Como empreendimentos de pessoas LGBTQIA+ impactam na sociedade?

Esse texto faz parte da série “Qual seu orgulho?” composta por três artigos com temáticas relacionadas à diversidade e ao mês do orgulho LGBTQIA+.

Portanto, sente-se, relaxe e orgulhe-se com a gente.

Arte: Magui

Você entra em uma loja de departamento multimilionária, já na vitrine é possível observar camisetas com temáticas relacionadas à cultura LGBTQIA+. Ao mesmo tempo, em alguma cidade do interior do Brasil uma pessoa borda a mão uma camiseta muito parecida com a que você viu exposta no estabelecimento.
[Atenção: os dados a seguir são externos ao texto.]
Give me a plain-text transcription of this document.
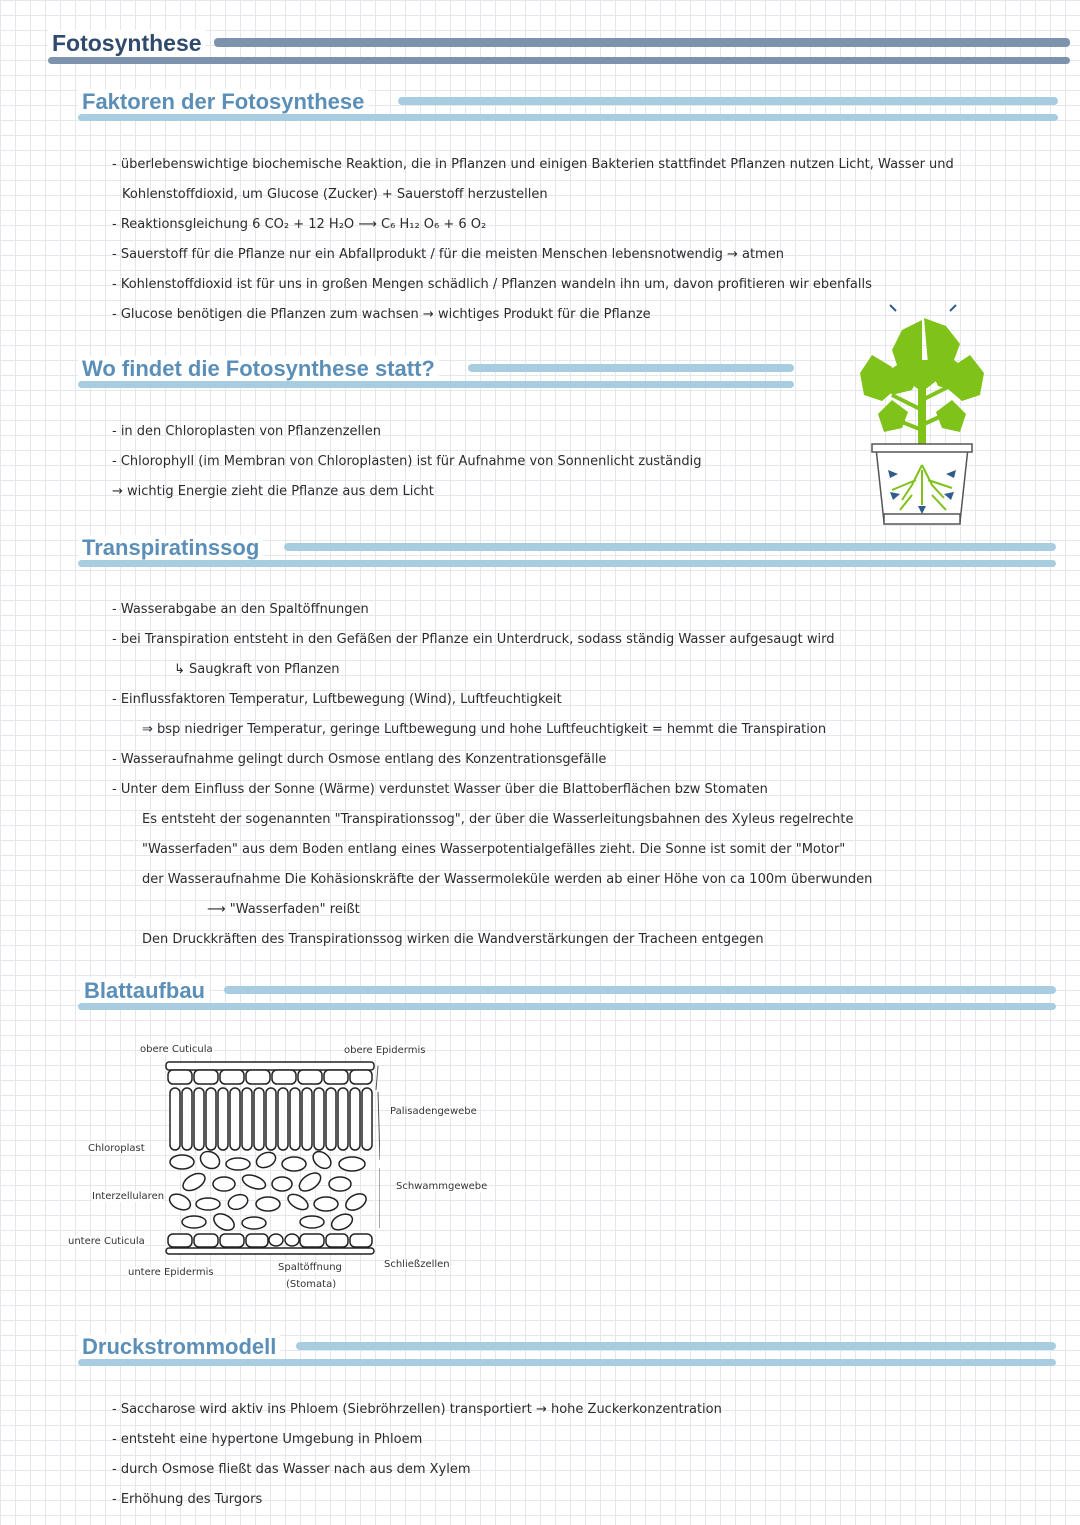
Fotosynthese
Faktoren der Fotosynthese
- überlebenswichtige biochemische Reaktion, die in Pflanzen und einigen Bakterien stattfindet Pflanzen nutzen Licht, Wasser und
Kohlenstoffdioxid, um Glucose (Zucker) + Sauerstoff herzustellen
- Reaktionsgleichung 6 CO₂ + 12 H₂O ⟶ C₆ H₁₂ O₆ + 6 O₂
- Sauerstoff für die Pflanze nur ein Abfallprodukt / für die meisten Menschen lebensnotwendig → atmen
- Kohlenstoffdioxid ist für uns in großen Mengen schädlich / Pflanzen wandeln ihn um, davon profitieren wir ebenfalls
- Glucose benötigen die Pflanzen zum wachsen → wichtiges Produkt für die Pflanze
Wo findet die Fotosynthese statt?
- in den Chloroplasten von Pflanzenzellen
- Chlorophyll (im Membran von Chloroplasten) ist für Aufnahme von Sonnenlicht zuständig
→ wichtig Energie zieht die Pflanze aus dem Licht
Transpiratinssog
- Wasserabgabe an den Spaltöffnungen
- bei Transpiration entsteht in den Gefäßen der Pflanze ein Unterdruck, sodass ständig Wasser aufgesaugt wird
↳ Saugkraft von Pflanzen
- Einflussfaktoren Temperatur, Luftbewegung (Wind), Luftfeuchtigkeit
⇒ bsp niedriger Temperatur, geringe Luftbewegung und hohe Luftfeuchtigkeit = hemmt die Transpiration
- Wasseraufnahme gelingt durch Osmose entlang des Konzentrationsgefälle
- Unter dem Einfluss der Sonne (Wärme) verdunstet Wasser über die Blattoberflächen bzw Stomaten
Es entsteht der sogenannten "Transpirationssog", der über die Wasserleitungsbahnen des Xyleus regelrechte
"Wasserfaden" aus dem Boden entlang eines Wasserpotentialgefälles zieht. Die Sonne ist somit der "Motor"
der Wasseraufnahme Die Kohäsionskräfte der Wassermoleküle werden ab einer Höhe von ca 100m überwunden
⟶ "Wasserfaden" reißt
Den Druckkräften des Transpirationssog wirken die Wandverstärkungen der Tracheen entgegen
Blattaufbau
obere Cuticula	obere Epidermis
Palisadengewebe
Chloroplast
Schwammgewebe
Interzellularen
untere Cuticula
Schließzellen
untere Epidermis	Spaltöffnung
(Stomata)
Druckstrommodell
- Saccharose wird aktiv ins Phloem (Siebröhrzellen) transportiert → hohe Zuckerkonzentration
- entsteht eine hypertone Umgebung in Phloem
- durch Osmose fließt das Wasser nach aus dem Xylem
- Erhöhung des Turgors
Mas, existe diferença entre esses dois produtos que são tão parecidos?

Para responder essa questão é preciso levantar outros questionamentos: de onde vêm os insumos utilizados para produção de cada uma dessas camisetas? Qual tipo de trabalho é utilizado — é fruto de uma produção escrava? Quem lucra com essas vendas? O dinheiro é revertido para população LGBTQIA+, de alguma forma?

São a partir de indagações como essas que muitas pessoas começam seus negócios. Esse é o caso de Wider Gonçalves, fundador da loja e-commerce Casa Mirò. O empreendimento de Wider se inicia de uma inquietação em relação ao mercado de trabalho aliada a uma necessidade de empreender e buscar a sua melhor versão.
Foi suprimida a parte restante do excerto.